Thursday, June 14, 2007

Satisfaction

"You know that D and I used to date, right?" C emphatically says, as his head jerks forward from the back seat.

"No, really? Well, that's awesome. Fantastic, really," I reply as I drive C's car, Big Bird, down the road toward C's house.

"Yeah, we dated forever!"

"Really? How long was that?"

C's face jerks to the side, flipping his black hair away from his face, "Oh, about two years and a day. I mean, don't get me wrong, D is really sweet - fun to hang out with, and we were kind of like the best of friends. But you know... sometimes it's just... Coyote Ugly."

"Coyote Ugly? What do you mean?" I ask, head tilted to the side.

"You know, 'coyote ugly'. Don't you know what 'coyote ugly' is?"

"Yeah, it's a bar in Las Vegas, isn't it?"

"Yes. But, the original is in Austin, Texas. I've been to it. It's at the corner of WalMart and McDonald's. Haha, I'm just kidding. But really, the original is on 5th street in Austin." C's head bobs to each side as he talks and glances out the side window.

"Ok, but what does that have to do with D? Did you two first meet there?"

"No, no, no," C responds with a flourish, "You know, COYOTE UGLY - when it's about someone."

"Oh, so you two liked to dance ON the bar, like in the movie," I say as I speed up to make a yellow light.

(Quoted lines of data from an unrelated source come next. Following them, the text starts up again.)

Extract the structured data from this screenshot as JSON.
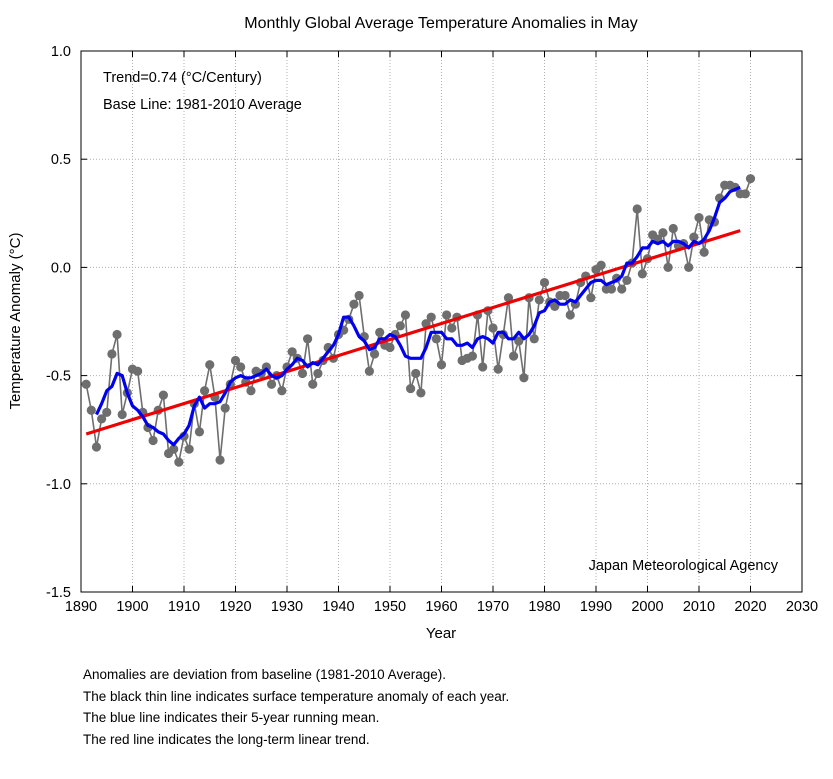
{
  "chart_data": {
    "type": "line",
    "title": "Monthly Global Average Temperature Anomalies in May",
    "xlabel": "Year",
    "ylabel": "Temperature Anomaly (°C)",
    "xlim": [
      1890,
      2030
    ],
    "ylim": [
      -1.5,
      1.0
    ],
    "xticks": [
      "1890",
      "1900",
      "1910",
      "1920",
      "1930",
      "1940",
      "1950",
      "1960",
      "1970",
      "1980",
      "1990",
      "2000",
      "2010",
      "2020",
      "2030"
    ],
    "yticks": [
      "1.0",
      "0.5",
      "0.0",
      "-0.5",
      "-1.0",
      "-1.5"
    ],
    "grid": true,
    "annotations": [
      "Trend=0.74 (°C/Century)",
      "Base Line: 1981-2010 Average",
      "Japan Meteorological Agency"
    ],
    "colors": {
      "anomaly": "#6e6e6e",
      "running_mean": "#0000ee",
      "trend": "#ee0000"
    },
    "series": [
      {
        "style": "gray line with circle markers",
        "x": [
          1891,
          1892,
          1893,
          1894,
          1895,
          1896,
          1897,
          1898,
          1899,
          1900,
          1901,
          1902,
          1903,
          1904,
          1905,
          1906,
          1907,
          1908,
          1909,
          1910,
          1911,
          1912,
          1913,
          1914,
          1915,
          1916,
          1917,
          1918,
          1919,
          1920,
          1921,
          1922,
          1923,
          1924,
          1925,
          1926,
          1927,
          1928,
          1929,
          1930,
          1931,
          1932,
          1933,
          1934,
          1935,
          1936,
          1937,
          1938,
          1939,
          1940,
          1941,
          1942,
          1943,
          1944,
          1945,
          1946,
          1947,
          1948,
          1949,
          1950,
          1951,
          1952,
          1953,
          1954,
          1955,
          1956,
          1957,
          1958,
          1959,
          1960,
          1961,
          1962,
          1963,
          1964,
          1965,
          1966,
          1967,
          1968,
          1969,
          1970,
          1971,
          1972,
          1973,
          1974,
          1975,
          1976,
          1977,
          1978,
          1979,
          1980,
          1981,
          1982,
          1983,
          1984,
          1985,
          1986,
          1987,
          1988,
          1989,
          1990,
          1991,
          1992,
          1993,
          1994,
          1995,
          1996,
          1997,
          1998,
          1999,
          2000,
          2001,
          2002,
          2003,
          2004,
          2005,
          2006,
          2007,
          2008,
          2009,
          2010,
          2011,
          2012,
          2013,
          2014,
          2015,
          2016,
          2017,
          2018,
          2019,
          2020
        ],
        "y": [
          -0.54,
          -0.66,
          -0.83,
          -0.7,
          -0.67,
          -0.4,
          -0.31,
          -0.68,
          -0.58,
          -0.47,
          -0.48,
          -0.67,
          -0.74,
          -0.8,
          -0.66,
          -0.59,
          -0.86,
          -0.84,
          -0.9,
          -0.78,
          -0.84,
          -0.63,
          -0.76,
          -0.57,
          -0.45,
          -0.6,
          -0.89,
          -0.65,
          -0.54,
          -0.43,
          -0.46,
          -0.53,
          -0.57,
          -0.48,
          -0.49,
          -0.46,
          -0.54,
          -0.5,
          -0.57,
          -0.46,
          -0.39,
          -0.42,
          -0.49,
          -0.33,
          -0.54,
          -0.49,
          -0.43,
          -0.37,
          -0.42,
          -0.31,
          -0.29,
          -0.24,
          -0.17,
          -0.13,
          -0.32,
          -0.48,
          -0.4,
          -0.3,
          -0.36,
          -0.37,
          -0.31,
          -0.27,
          -0.22,
          -0.56,
          -0.49,
          -0.58,
          -0.26,
          -0.23,
          -0.33,
          -0.45,
          -0.22,
          -0.28,
          -0.23,
          -0.43,
          -0.42,
          -0.41,
          -0.22,
          -0.46,
          -0.2,
          -0.28,
          -0.47,
          -0.31,
          -0.14,
          -0.41,
          -0.34,
          -0.51,
          -0.14,
          -0.33,
          -0.15,
          -0.07,
          -0.16,
          -0.18,
          -0.13,
          -0.13,
          -0.22,
          -0.17,
          -0.07,
          -0.04,
          -0.14,
          -0.01,
          0.01,
          -0.1,
          -0.1,
          -0.05,
          -0.1,
          -0.06,
          0.02,
          0.27,
          -0.03,
          0.04,
          0.15,
          0.13,
          0.16,
          0.0,
          0.18,
          0.1,
          0.11,
          0.0,
          0.14,
          0.23,
          0.07,
          0.22,
          0.21,
          0.32,
          0.38,
          0.38,
          0.37,
          0.34,
          0.34,
          0.41
        ]
      },
      {
        "name": "5-year running mean",
        "style": "blue line",
        "x": [
          1893,
          1894,
          1895,
          1896,
          1897,
          1898,
          1899,
          1900,
          1901,
          1902,
          1903,
          1904,
          1905,
          1906,
          1907,
          1908,
          1909,
          1910,
          1911,
          1912,
          1913,
          1914,
          1915,
          1916,
          1917,
          1918,
          1919,
          1920,
          1921,
          1922,
          1923,
          1924,
          1925,
          1926,
          1927,
          1928,
          1929,
          1930,
          1931,
          1932,
          1933,
          1934,
          1935,
          1936,
          1937,
          1938,
          1939,
          1940,
          1941,
          1942,
          1943,
          1944,
          1945,
          1946,
          1947,
          1948,
          1949,
          1950,
          1951,
          1952,
          1953,
          1954,
          1955,
          1956,
          1957,
          1958,
          1959,
          1960,
          1961,
          1962,
          1963,
          1964,
          1965,
          1966,
          1967,
          1968,
          1969,
          1970,
          1971,
          1972,
          1973,
          1974,
          1975,
          1976,
          1977,
          1978,
          1979,
          1980,
          1981,
          1982,
          1983,
          1984,
          1985,
          1986,
          1987,
          1988,
          1989,
          1990,
          1991,
          1992,
          1993,
          1994,
          1995,
          1996,
          1997,
          1998,
          1999,
          2000,
          2001,
          2002,
          2003,
          2004,
          2005,
          2006,
          2007,
          2008,
          2009,
          2010,
          2011,
          2012,
          2013,
          2014,
          2015,
          2016,
          2017,
          2018
        ],
        "y": [
          -0.68,
          -0.63,
          -0.57,
          -0.55,
          -0.49,
          -0.5,
          -0.58,
          -0.64,
          -0.66,
          -0.69,
          -0.73,
          -0.74,
          -0.76,
          -0.77,
          -0.8,
          -0.82,
          -0.79,
          -0.77,
          -0.73,
          -0.64,
          -0.6,
          -0.65,
          -0.63,
          -0.63,
          -0.62,
          -0.58,
          -0.53,
          -0.51,
          -0.5,
          -0.51,
          -0.51,
          -0.5,
          -0.49,
          -0.47,
          -0.5,
          -0.51,
          -0.5,
          -0.47,
          -0.45,
          -0.42,
          -0.43,
          -0.46,
          -0.44,
          -0.45,
          -0.42,
          -0.39,
          -0.36,
          -0.31,
          -0.23,
          -0.23,
          -0.27,
          -0.32,
          -0.34,
          -0.38,
          -0.37,
          -0.33,
          -0.33,
          -0.31,
          -0.32,
          -0.36,
          -0.41,
          -0.42,
          -0.42,
          -0.42,
          -0.37,
          -0.3,
          -0.3,
          -0.3,
          -0.33,
          -0.33,
          -0.36,
          -0.36,
          -0.35,
          -0.37,
          -0.33,
          -0.32,
          -0.33,
          -0.35,
          -0.3,
          -0.3,
          -0.33,
          -0.33,
          -0.3,
          -0.33,
          -0.31,
          -0.27,
          -0.21,
          -0.2,
          -0.16,
          -0.15,
          -0.17,
          -0.17,
          -0.15,
          -0.16,
          -0.13,
          -0.1,
          -0.07,
          -0.06,
          -0.06,
          -0.08,
          -0.07,
          -0.06,
          -0.04,
          0.02,
          0.02,
          0.05,
          0.09,
          0.09,
          0.12,
          0.11,
          0.12,
          0.1,
          0.12,
          0.12,
          0.11,
          0.09,
          0.12,
          0.11,
          0.13,
          0.17,
          0.23,
          0.3,
          0.32,
          0.35,
          0.36,
          0.37
        ]
      },
      {
        "name": "Linear trend",
        "style": "red line",
        "x": [
          1891,
          2018
        ],
        "y": [
          -0.77,
          0.17
        ]
      }
    ]
  },
  "notes": [
    "Anomalies are deviation from baseline (1981-2010 Average).",
    "The black thin line indicates surface temperature anomaly of each year.",
    "The blue line indicates their 5-year running mean.",
    "The red line indicates the long-term linear trend."
  ]
}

"UGH! Geez, BP, COYOTE UGLY! Like when you're with someone and it's just not at all pretty." In the rear view mirror, C's eyes bulge just a little, from lack of hydration and insistent exertion, "Like, I adored D and all, but D just left me... you know... unsatisfied..."

I laugh, as C continues, "Yeah. I mean, I'm a Scorpio and all, and I know what I want. NOW, imagine putting together your grocery list while you're in bed with someone, just so you don't have to look at them or concentrate on what's going on. It was THAT BAD. And then, you wake up in horror, wondering... no... Hopeing the other person doesn't want more. Coyote Ugly - where the other person is just so unattractive and unsatisfying that, in the morning, you're like a coyote with it's leg caught in a trap!"

My eyes squint with laughter and I swerve a tad, understandably nodding. "Ok, I've never been in that sort of situation, but I can imagine it. Go on."

"Yeah! Your arm is trapped under their head and you have to chew off your arm to get away from danger - just like the coyote. You don't want to disturb the other person, so they don't wake up and ask for MORE." C's animated gestures become hysterical as he mimics gnawing off his arm on a pillow without moving it. "You're laying there chomping on your arm so you can get the hell out. You're the coyote, the other person's the ugly. Coyote Ugly!"

"Wow," I exclaim, "was it really that bad?!"

C shrugs and looks out the window, "Not really. I just decided it was better being friends."

"After two years? That's a long time."

Quickly forgetting his train of thought, C asks for something to eat, and chirps up, "Yay! Let's go swimming!"